Selma director Ava DuVernay’s Netflix doc centres on the 13th amendment that abolished slavery, and the loopholes that aided racial inequality and a for-profit system
The first trailer for Ava DuVernay’s Netflix documentary The 13th has been revealed. The film will explore the history and implications of the 13th amendment – the constitutional change that abolished slavery and involuntary servitude, except as a punishment for a crime. DuVernay delves into how the amendment facilitated a huge, imposing prison state in the United States, with the biggest prison population of anywhere in the world.
As the film's synopsis reads: “The progression from that second qualifying clause to the horrors of mass criminalisation and the sprawling American prison industry is laid out by DuVernay with bracing lucidity. With a potent mixture of archival footage and testimony from a dazzling array of activists, politicians, historians, and formerly incarcerated women and men, DuVernay creates a work of grand historical synthesis.”
The trailer for The 13th maps out the direction of the film: tracing mass imprisonment back 150 years, focusing in on the Clinton and Reagan presidencies, and the policies that created a for-profit system and large state requirements for prison populations. Presidential candidates Hillary Clinton and Donald Trump make appearances for their own shortcomings in encouraging such a system run on racial inequality.
DuVernay unpacks the system's unfair treatment of people of colour, particularly black men, who are the highest democraphic incarerated in the country at 37 per cent of the prison population, and the effect it has had on America's most marginalised communities.
In a recent op-ed for CNN, The Wire's Michael K Williams detailed the racial undertones of America's War on Drugs. “We now know, 45 years later, the War on Drugs wasn't meant to make America safer or more productive. It was meant to mute President Richard Nixon's toughest critics, to criminalise black people and so-called anti-war hippies,” he wrote.
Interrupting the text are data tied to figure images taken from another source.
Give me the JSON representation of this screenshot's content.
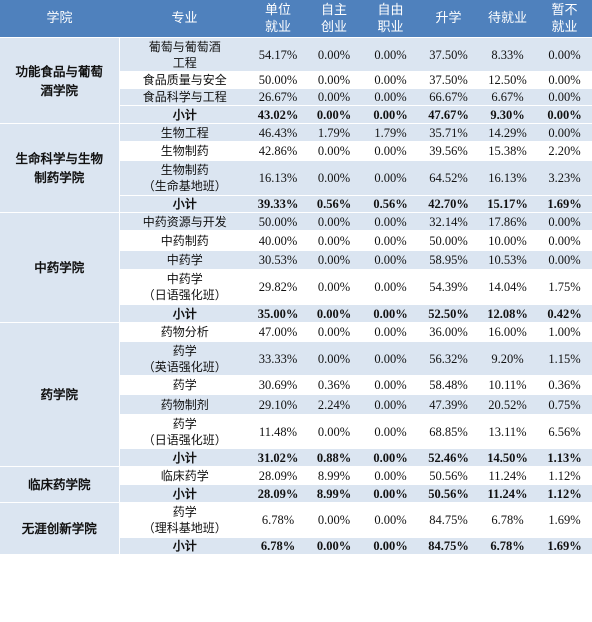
{
  "headers": [
    "学院",
    "专业",
    "单位\n就业",
    "自主\n创业",
    "自由\n职业",
    "升学",
    "待就业",
    "暂不\n就业"
  ],
  "rows": [
    {
      "college": "功能食品与葡萄\n酒学院",
      "major": "葡萄与葡萄酒\n工程",
      "v": [
        "54.17%",
        "0.00%",
        "0.00%",
        "37.50%",
        "8.33%",
        "0.00%"
      ]
    },
    {
      "major": "食品质量与安全",
      "v": [
        "50.00%",
        "0.00%",
        "0.00%",
        "37.50%",
        "12.50%",
        "0.00%"
      ]
    },
    {
      "major": "食品科学与工程",
      "v": [
        "26.67%",
        "0.00%",
        "0.00%",
        "66.67%",
        "6.67%",
        "0.00%"
      ]
    },
    {
      "sub": true,
      "major": "小计",
      "v": [
        "43.02%",
        "0.00%",
        "0.00%",
        "47.67%",
        "9.30%",
        "0.00%"
      ]
    },
    {
      "college": "生命科学与生物\n制药学院",
      "major": "生物工程",
      "v": [
        "46.43%",
        "1.79%",
        "1.79%",
        "35.71%",
        "14.29%",
        "0.00%"
      ]
    },
    {
      "major": "生物制药",
      "v": [
        "42.86%",
        "0.00%",
        "0.00%",
        "39.56%",
        "15.38%",
        "2.20%"
      ]
    },
    {
      "major": "生物制药\n（生命基地班）",
      "v": [
        "16.13%",
        "0.00%",
        "0.00%",
        "64.52%",
        "16.13%",
        "3.23%"
      ]
    },
    {
      "sub": true,
      "major": "小计",
      "v": [
        "39.33%",
        "0.56%",
        "0.56%",
        "42.70%",
        "15.17%",
        "1.69%"
      ]
    },
    {
      "college": "中药学院",
      "major": "中药资源与开发",
      "v": [
        "50.00%",
        "0.00%",
        "0.00%",
        "32.14%",
        "17.86%",
        "0.00%"
      ]
    },
    {
      "major": "中药制药",
      "v": [
        "40.00%",
        "0.00%",
        "0.00%",
        "50.00%",
        "10.00%",
        "0.00%"
      ]
    },
    {
      "major": "中药学",
      "v": [
        "30.53%",
        "0.00%",
        "0.00%",
        "58.95%",
        "10.53%",
        "0.00%"
      ]
    },
    {
      "major": "中药学\n（日语强化班）",
      "v": [
        "29.82%",
        "0.00%",
        "0.00%",
        "54.39%",
        "14.04%",
        "1.75%"
      ]
    },
    {
      "sub": true,
      "major": "小计",
      "v": [
        "35.00%",
        "0.00%",
        "0.00%",
        "52.50%",
        "12.08%",
        "0.42%"
      ]
    },
    {
      "college": "药学院",
      "major": "药物分析",
      "v": [
        "47.00%",
        "0.00%",
        "0.00%",
        "36.00%",
        "16.00%",
        "1.00%"
      ]
    },
    {
      "major": "药学\n（英语强化班）",
      "v": [
        "33.33%",
        "0.00%",
        "0.00%",
        "56.32%",
        "9.20%",
        "1.15%"
      ]
    },
    {
      "major": "药学",
      "v": [
        "30.69%",
        "0.36%",
        "0.00%",
        "58.48%",
        "10.11%",
        "0.36%"
      ]
    },
    {
      "major": "药物制剂",
      "v": [
        "29.10%",
        "2.24%",
        "0.00%",
        "47.39%",
        "20.52%",
        "0.75%"
      ]
    },
    {
      "major": "药学\n（日语强化班）",
      "v": [
        "11.48%",
        "0.00%",
        "0.00%",
        "68.85%",
        "13.11%",
        "6.56%"
      ]
    },
    {
      "sub": true,
      "major": "小计",
      "v": [
        "31.02%",
        "0.88%",
        "0.00%",
        "52.46%",
        "14.50%",
        "1.13%"
      ]
    },
    {
      "college": "临床药学院",
      "major": "临床药学",
      "v": [
        "28.09%",
        "8.99%",
        "0.00%",
        "50.56%",
        "11.24%",
        "1.12%"
      ]
    },
    {
      "sub": true,
      "major": "小计",
      "v": [
        "28.09%",
        "8.99%",
        "0.00%",
        "50.56%",
        "11.24%",
        "1.12%"
      ]
    },
    {
      "college": "无涯创新学院",
      "major": "药学\n（理科基地班）",
      "v": [
        "6.78%",
        "0.00%",
        "0.00%",
        "84.75%",
        "6.78%",
        "1.69%"
      ]
    },
    {
      "sub": true,
      "major": "小计",
      "v": [
        "6.78%",
        "0.00%",
        "0.00%",
        "84.75%",
        "6.78%",
        "1.69%"
      ]
    }
  ]
}
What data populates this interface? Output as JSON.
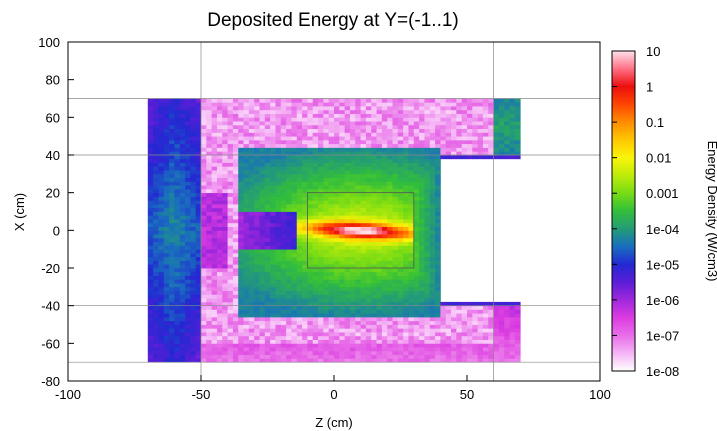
{
  "chart_data": {
    "type": "heatmap",
    "title": "Deposited Energy at Y=(-1..1)",
    "xlabel": "Z (cm)",
    "ylabel": "X (cm)",
    "xlim": [
      -100,
      100
    ],
    "ylim": [
      -80,
      100
    ],
    "x_ticks": [
      "-100",
      "-50",
      "0",
      "50",
      "100"
    ],
    "y_ticks": [
      "-80",
      "-60",
      "-40",
      "-20",
      "0",
      "20",
      "40",
      "60",
      "80",
      "100"
    ],
    "colorbar": {
      "label": "Energy Density (W/cm3)",
      "scale": "log",
      "range": [
        1e-08,
        10
      ],
      "ticks": [
        "10",
        "1",
        "0.1",
        "0.01",
        "0.001",
        "1e-04",
        "1e-05",
        "1e-06",
        "1e-07",
        "1e-08"
      ]
    },
    "regions": [
      {
        "name": "outer-shell",
        "z": [
          -70,
          70
        ],
        "x": [
          -70,
          70
        ],
        "log_density": -5.0
      },
      {
        "name": "pink-shield",
        "z": [
          -50,
          60
        ],
        "x": [
          -60,
          70
        ],
        "log_density": -7.3
      },
      {
        "name": "inner-body",
        "z": [
          -35,
          40
        ],
        "x": [
          -45,
          44
        ],
        "log_density": -3.2
      },
      {
        "name": "channel-notch",
        "z": [
          -35,
          -14
        ],
        "x": [
          -10,
          10
        ],
        "log_density": -6.0
      },
      {
        "name": "right-opening",
        "z": [
          40,
          70
        ],
        "x": [
          -38,
          38
        ],
        "log_density": null
      },
      {
        "name": "opening-edge-top",
        "z": [
          40,
          70
        ],
        "x": [
          38,
          40
        ],
        "log_density": -5.3
      },
      {
        "name": "opening-edge-bottom",
        "z": [
          40,
          70
        ],
        "x": [
          -40,
          -38
        ],
        "log_density": -5.3
      },
      {
        "name": "hot-core",
        "z": [
          -10,
          30
        ],
        "x": [
          -8,
          8
        ],
        "log_density": 0.5
      }
    ],
    "reference_lines": {
      "x_values": [
        70,
        40,
        -40,
        -70
      ],
      "z_values": [
        -50,
        60
      ],
      "inner_box": {
        "z": [
          -10,
          30
        ],
        "x": [
          -20,
          20
        ]
      }
    },
    "grid": false
  }
}
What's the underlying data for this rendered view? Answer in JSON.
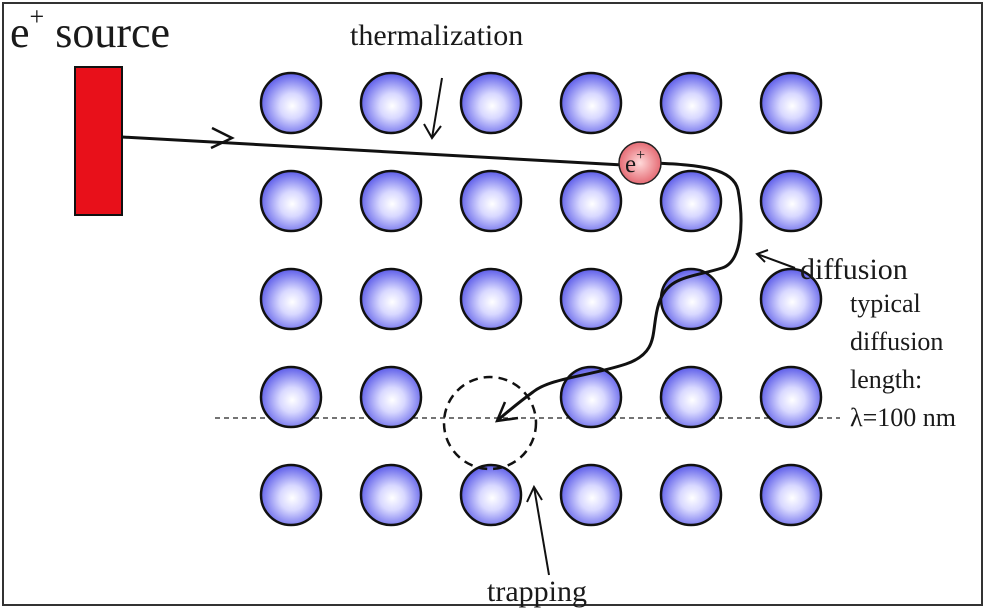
{
  "labels": {
    "source_main": "e",
    "source_sup": "+",
    "source_word": " source",
    "thermalization": "thermalization",
    "positron_main": "e",
    "positron_sup": "+",
    "diffusion": "diffusion",
    "length_line1": "typical",
    "length_line2": "diffusion",
    "length_line3": "length:",
    "length_line4": "λ=100 nm",
    "trapping": "trapping"
  },
  "lattice": {
    "rows": 5,
    "columns": 6
  },
  "colors": {
    "source": "#e8101a",
    "atom_center": "#ffffff",
    "atom_edge": "#4a4ae6",
    "positron_center": "#ffd9d9",
    "positron_edge": "#e05560",
    "ink": "#111111"
  },
  "icons": {
    "track": "arrow-path",
    "vacancy": "dashed-circle"
  }
}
“The War on Drugs is a war on people—and more specifically, black and brown people, whom it has sought to demonize and silence, criminalising generations of youth of color and creating severe drug-sentencing laws ultimately to target and incarcerate communities of colour.”
He continued: “The effects of the War on Drugs have been, and continue to be, devastating. The millions of parentless homes, the heartbreaking struggles with addiction, the financial desperation and the overall feeling that systems were built to hurt, not help, are painful consequences of racially motivated policies that continue rippling throughout our communities. This 'war' has left an unforgivable blight on black communities across the country. And yet it still rages.”
The 13th will be available on Netflix on October 7.